Arthur’s numerous female admirers — several of them ex-lovers — were unhappy at his cohabitation with his mistress. She, meanwhile, recalled an episode intended to demonstrate her hold over him to the haut monde. Arthur was due at an important gala at the ruthlessly fashionable Deauville casino. On a whim, Gabrielle insisted that he should dine there with her alone. All eyes were upon them. While Gabrielle may have felt diffident before the Parisian elite, the urge to stake her claim over her man publicly was a far from timid action. She remembered that her “awkwardness, which contrasted with a wonderfully simple white dress, attracted people’s attention. The beauties of the period, with that intuition women have for threats unknown, were alarmed; they forgot their lords and their maharajas; Boy’s place at their table remained empty.” 31(“Boy” was the nickname by which Arthur was commonly known.) Gabrielle’s first moment of public triumph was not, however, based upon a conspicuous white dress and her connection to the glorious Arthur Capel alone. People remembered that evening and her memorable mix of engaging honesty, hauteur and charm. Le tout Paris had already whispered a good deal about the eligible Arthur Capel’s new liaison, but this episode announced it with a megaphone.
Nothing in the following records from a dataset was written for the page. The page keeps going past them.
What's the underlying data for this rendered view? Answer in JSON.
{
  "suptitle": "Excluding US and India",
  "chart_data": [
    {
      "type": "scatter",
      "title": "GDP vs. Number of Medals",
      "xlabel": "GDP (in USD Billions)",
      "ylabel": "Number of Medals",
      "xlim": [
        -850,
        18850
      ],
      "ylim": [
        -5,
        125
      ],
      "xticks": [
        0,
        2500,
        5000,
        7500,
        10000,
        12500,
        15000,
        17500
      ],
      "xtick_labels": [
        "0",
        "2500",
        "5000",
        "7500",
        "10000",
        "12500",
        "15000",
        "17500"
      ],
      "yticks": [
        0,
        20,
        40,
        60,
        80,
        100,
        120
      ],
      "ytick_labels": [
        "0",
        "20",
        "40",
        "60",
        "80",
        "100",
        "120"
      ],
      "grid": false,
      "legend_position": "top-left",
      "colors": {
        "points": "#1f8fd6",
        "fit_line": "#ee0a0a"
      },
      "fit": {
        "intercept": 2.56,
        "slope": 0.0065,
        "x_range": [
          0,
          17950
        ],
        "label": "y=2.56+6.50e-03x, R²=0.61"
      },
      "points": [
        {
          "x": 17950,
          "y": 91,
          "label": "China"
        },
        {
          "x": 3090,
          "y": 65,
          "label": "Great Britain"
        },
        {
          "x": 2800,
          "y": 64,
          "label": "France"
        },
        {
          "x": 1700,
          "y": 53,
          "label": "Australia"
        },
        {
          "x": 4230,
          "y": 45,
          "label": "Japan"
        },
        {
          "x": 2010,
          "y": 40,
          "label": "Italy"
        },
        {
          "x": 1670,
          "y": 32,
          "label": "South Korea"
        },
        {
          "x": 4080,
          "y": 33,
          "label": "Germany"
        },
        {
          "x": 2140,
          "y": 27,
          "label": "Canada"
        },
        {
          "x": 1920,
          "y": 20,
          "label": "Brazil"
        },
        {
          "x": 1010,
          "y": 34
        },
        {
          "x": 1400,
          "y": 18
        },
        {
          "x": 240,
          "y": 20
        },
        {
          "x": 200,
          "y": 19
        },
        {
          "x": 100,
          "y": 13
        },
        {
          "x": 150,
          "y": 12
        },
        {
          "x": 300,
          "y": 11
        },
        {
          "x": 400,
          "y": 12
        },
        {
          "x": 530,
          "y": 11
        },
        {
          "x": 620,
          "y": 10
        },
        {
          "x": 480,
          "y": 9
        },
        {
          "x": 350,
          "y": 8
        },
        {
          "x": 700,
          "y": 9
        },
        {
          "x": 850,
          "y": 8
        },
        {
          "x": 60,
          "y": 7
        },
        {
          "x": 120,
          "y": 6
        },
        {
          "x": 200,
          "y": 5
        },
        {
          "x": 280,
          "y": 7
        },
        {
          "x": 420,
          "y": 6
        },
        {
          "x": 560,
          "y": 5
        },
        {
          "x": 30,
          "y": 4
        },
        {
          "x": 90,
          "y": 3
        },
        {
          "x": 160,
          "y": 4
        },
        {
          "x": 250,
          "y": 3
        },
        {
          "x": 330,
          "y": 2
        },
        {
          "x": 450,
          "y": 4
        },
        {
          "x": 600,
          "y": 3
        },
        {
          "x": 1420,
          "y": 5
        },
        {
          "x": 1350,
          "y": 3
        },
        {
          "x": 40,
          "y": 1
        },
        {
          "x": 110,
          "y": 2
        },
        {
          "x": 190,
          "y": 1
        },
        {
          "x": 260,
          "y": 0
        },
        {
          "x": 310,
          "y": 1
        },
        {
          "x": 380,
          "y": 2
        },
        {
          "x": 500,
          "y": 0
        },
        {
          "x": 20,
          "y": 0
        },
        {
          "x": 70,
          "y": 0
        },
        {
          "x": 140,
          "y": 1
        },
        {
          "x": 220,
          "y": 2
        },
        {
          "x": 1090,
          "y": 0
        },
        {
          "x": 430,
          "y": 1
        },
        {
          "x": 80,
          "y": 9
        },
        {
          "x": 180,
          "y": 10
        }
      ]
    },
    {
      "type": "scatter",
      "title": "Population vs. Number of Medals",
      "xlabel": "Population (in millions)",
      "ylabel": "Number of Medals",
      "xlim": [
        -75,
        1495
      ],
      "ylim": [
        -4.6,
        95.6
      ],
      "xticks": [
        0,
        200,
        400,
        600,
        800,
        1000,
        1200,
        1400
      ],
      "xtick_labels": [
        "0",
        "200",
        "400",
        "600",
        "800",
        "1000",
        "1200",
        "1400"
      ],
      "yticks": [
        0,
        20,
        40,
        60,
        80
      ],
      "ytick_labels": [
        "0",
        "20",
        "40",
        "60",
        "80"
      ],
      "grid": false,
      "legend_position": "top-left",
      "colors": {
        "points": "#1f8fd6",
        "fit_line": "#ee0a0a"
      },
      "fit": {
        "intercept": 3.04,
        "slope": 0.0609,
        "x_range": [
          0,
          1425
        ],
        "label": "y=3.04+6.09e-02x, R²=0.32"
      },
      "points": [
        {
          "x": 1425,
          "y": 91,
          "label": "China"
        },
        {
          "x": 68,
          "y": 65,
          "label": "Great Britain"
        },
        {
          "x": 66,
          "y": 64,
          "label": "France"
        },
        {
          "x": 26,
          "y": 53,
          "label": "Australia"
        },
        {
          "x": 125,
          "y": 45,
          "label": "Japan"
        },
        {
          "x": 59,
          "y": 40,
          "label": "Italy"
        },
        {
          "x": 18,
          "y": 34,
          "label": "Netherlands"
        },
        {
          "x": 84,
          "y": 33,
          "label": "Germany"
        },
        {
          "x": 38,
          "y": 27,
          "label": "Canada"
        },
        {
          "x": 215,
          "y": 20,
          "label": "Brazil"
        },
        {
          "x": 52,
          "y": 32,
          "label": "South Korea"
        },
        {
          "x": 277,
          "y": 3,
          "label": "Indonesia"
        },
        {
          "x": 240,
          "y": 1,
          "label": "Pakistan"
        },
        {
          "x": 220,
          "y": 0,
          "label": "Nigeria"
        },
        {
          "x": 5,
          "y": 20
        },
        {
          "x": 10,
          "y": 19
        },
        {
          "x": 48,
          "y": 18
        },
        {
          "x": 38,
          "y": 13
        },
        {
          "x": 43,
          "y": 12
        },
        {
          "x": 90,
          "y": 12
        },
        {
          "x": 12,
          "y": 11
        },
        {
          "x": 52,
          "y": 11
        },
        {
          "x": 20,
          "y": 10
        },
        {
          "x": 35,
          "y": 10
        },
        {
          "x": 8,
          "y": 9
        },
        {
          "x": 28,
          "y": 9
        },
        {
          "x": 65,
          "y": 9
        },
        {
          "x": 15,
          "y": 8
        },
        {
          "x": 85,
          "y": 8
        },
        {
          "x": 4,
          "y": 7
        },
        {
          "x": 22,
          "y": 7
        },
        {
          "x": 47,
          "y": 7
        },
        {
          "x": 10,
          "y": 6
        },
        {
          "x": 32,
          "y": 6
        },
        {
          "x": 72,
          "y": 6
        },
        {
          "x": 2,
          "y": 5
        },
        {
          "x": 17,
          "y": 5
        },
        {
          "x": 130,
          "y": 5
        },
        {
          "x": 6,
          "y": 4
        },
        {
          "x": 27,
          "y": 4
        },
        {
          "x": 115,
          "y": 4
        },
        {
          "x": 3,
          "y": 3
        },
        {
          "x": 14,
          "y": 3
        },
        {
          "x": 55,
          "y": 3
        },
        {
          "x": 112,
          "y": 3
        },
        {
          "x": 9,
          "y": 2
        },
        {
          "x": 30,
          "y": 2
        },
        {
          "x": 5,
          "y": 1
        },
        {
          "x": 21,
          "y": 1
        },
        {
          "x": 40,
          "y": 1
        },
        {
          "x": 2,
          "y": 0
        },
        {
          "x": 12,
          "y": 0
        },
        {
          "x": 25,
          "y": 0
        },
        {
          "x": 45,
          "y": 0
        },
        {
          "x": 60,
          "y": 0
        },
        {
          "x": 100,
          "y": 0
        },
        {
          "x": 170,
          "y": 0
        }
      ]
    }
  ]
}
Many of the details of Gabrielle’s affair with Arthur remain obscure. And while, as we shall see, Arthur had reasons for keeping aspects of his own background mysterious, in the future Gabrielle would maintain far greater secrecy about her own. As a result, the chronology of these years is very difficult to disentangle.

7. Arthur Capel

Gabrielle would admit that she hated “to submit to anyone, to humiliate myself… to give in, not to have my own way,” because “pride is present in whatever I do.” 1And yet Arthur Capel had so captured her heart and her imagination that half a century later, she would still speak of him with a kind of awe. As we saw in the prologue to this book, Gabrielle believed he was “the great stroke of luck in my life.” And bearing in mind her different versions of her early life, she remained touchingly consistent in her descriptions of this man. Her conviction that he had shaped her, made her — that “he was my father, my brother, my entire family”—never changed. Arthur was everything to her. 2Yet despite his great renown at that time, and Gabrielle’s feelings for him, today he is barely known.